Fiery-voiced Russ Taff joined the group as its lead singer that same year. During the next decade, the group had its biggest successes. The albums Sail On, Imperials Live, Heed the Call, One More Song for You, Christmas With the Imperials and Priority made the group a bridge between the gospel-quartet tradition and the emerging Contemporary Christian Music (CCM) pop style.
While Will was in The Imperials, they were nominated for Grammy Awards 11 times and won for their recordings Sail On (1977), Heed the Call (1979) and Priority (1981).
The album Side By Side (1983) was a double LP with each member of the Imperials singing solo on a side. It won a Dove Award, one of many such accolades from the Gospel Music Association. The Imperials were the organization’s Artist of the Year in 1981.

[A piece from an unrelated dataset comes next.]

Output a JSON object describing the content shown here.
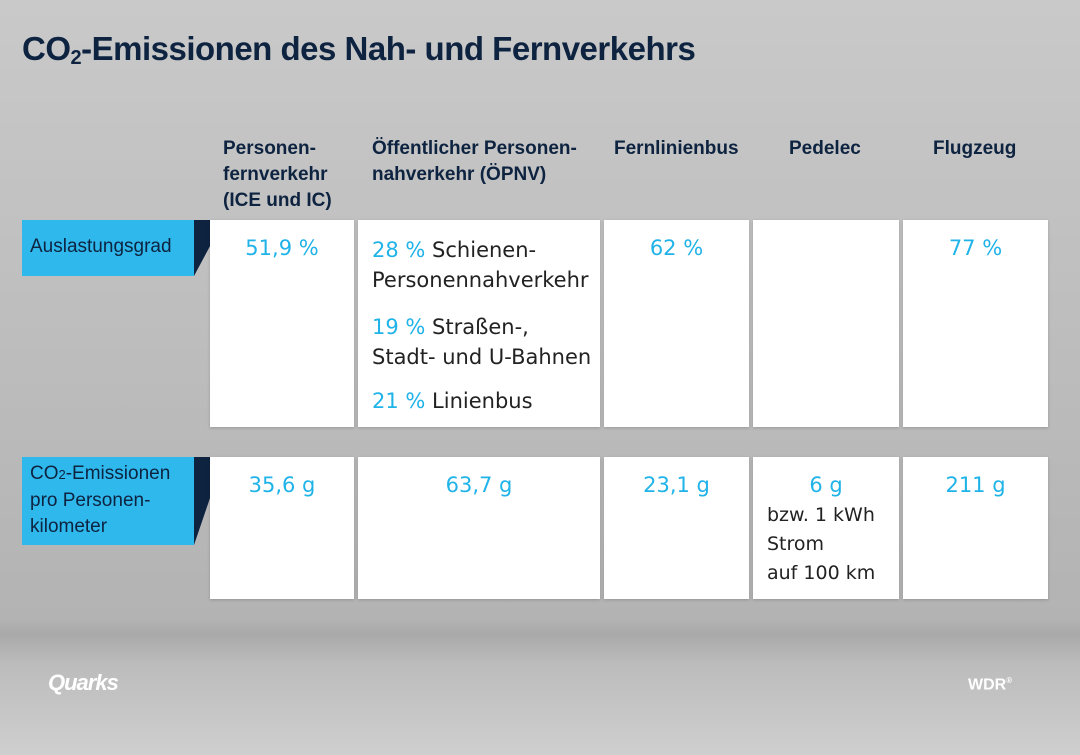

The act went back to traditional, four-part harmony singing on The Imperials Sing the Classics (1984), then returned to a CCM/pop sound on Let the Wind Blow (1985).
Will was particularly noted for his performances of the ballads “One More Song for You” and “You’re the Only Jesus.” His self-composed “In the Same Old Fashioned Way” was another Imperials favorite.

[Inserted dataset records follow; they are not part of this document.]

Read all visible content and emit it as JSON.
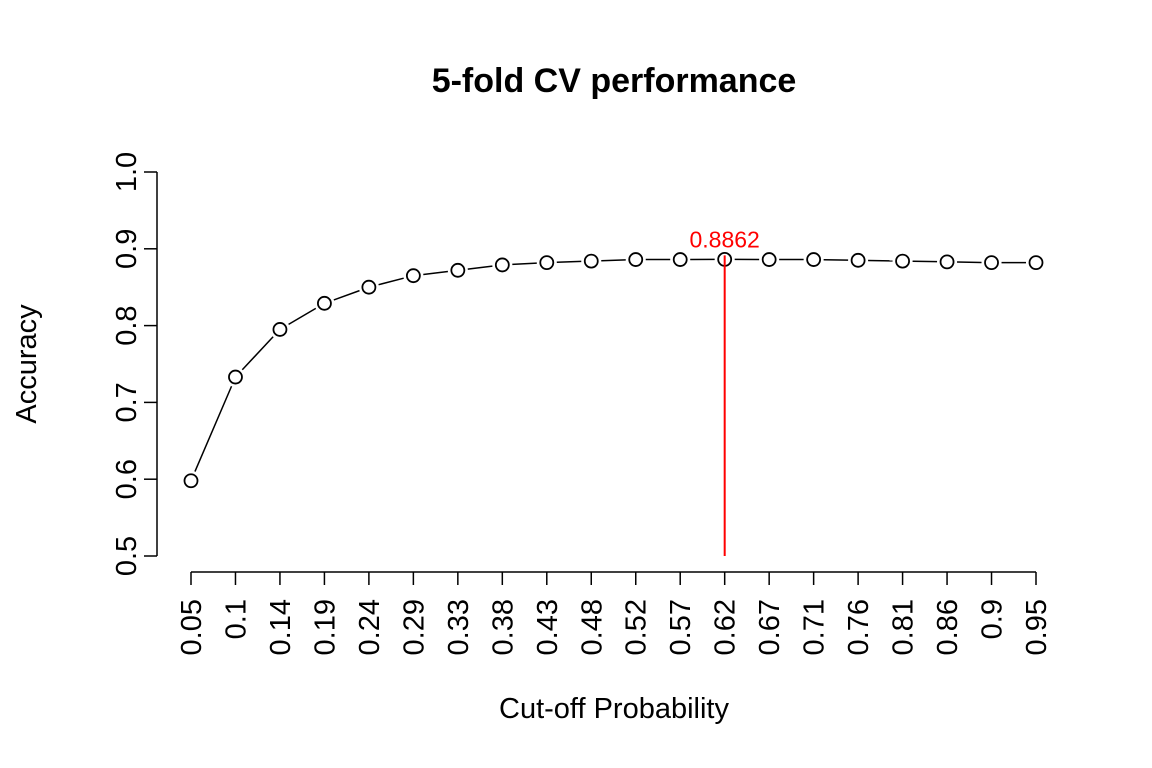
{
  "chart_data": {
    "type": "line",
    "title": "5-fold CV performance",
    "xlabel": "Cut-off Probability",
    "ylabel": "Accuracy",
    "ylim": [
      0.5,
      1.0
    ],
    "y_ticks": [
      "0.5",
      "0.6",
      "0.7",
      "0.8",
      "0.9",
      "1.0"
    ],
    "categories": [
      "0.05",
      "0.1",
      "0.14",
      "0.19",
      "0.24",
      "0.29",
      "0.33",
      "0.38",
      "0.43",
      "0.48",
      "0.52",
      "0.57",
      "0.62",
      "0.67",
      "0.71",
      "0.76",
      "0.81",
      "0.86",
      "0.9",
      "0.95"
    ],
    "values": [
      0.598,
      0.733,
      0.795,
      0.829,
      0.85,
      0.865,
      0.872,
      0.879,
      0.882,
      0.884,
      0.886,
      0.886,
      0.8862,
      0.886,
      0.886,
      0.885,
      0.884,
      0.883,
      0.882,
      0.882
    ],
    "line_style": "both",
    "grid": false,
    "annotation": {
      "category": "0.62",
      "value": 0.8862,
      "label": "0.8862",
      "color": "#ff0000"
    }
  }
}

The group was always known for its progressivism. The Imperials were the first bi-racial quartet in their field. The group stirred controversy when it released the rock-oriented This Year’s Model (1987). Its song “Power of God” was the theme song of the Christian bodybuilders The Power Team. In 1991-93, The Imperials surprised fans when they brought in a female singer, Pam Morales.
In the mid-1990s, the group scaled back its band and returned to performing in intimate, church settings. Instead of booking ticketed concert halls, The Imperials performed for free-will offerings at more than 200 church shows per year. Following a three-year recording hiatus, the act issued Til He Comes (1995), a return to the classic quartet sound.
The Imperials were inducted into the Gospel Music Hall of Fame in 1998. Without Will and incorporating various new members, the group continued to perform regularly until 2010.
David O. Will is survived by his wife of 56 years, Janice Will, by daughters Lisa Will Brinker, Angela Will Smith and Nicole Will McDougal and by a granddaughter and two sisters.
A celebration of his life will be held Saturday April 2, at Christ Church Wallace Chapel, 15354 Old Hickory Blvd. Visitation will be from 11 a.m.-1 p.m. with services to follow. In lieu of flowers, the family requests donations in David O. Will’s memory to Mercy Multiplied, PO Box 111060, Nashville, TN 37222. Arrangements were handled by Lumen Cremation of Nashville.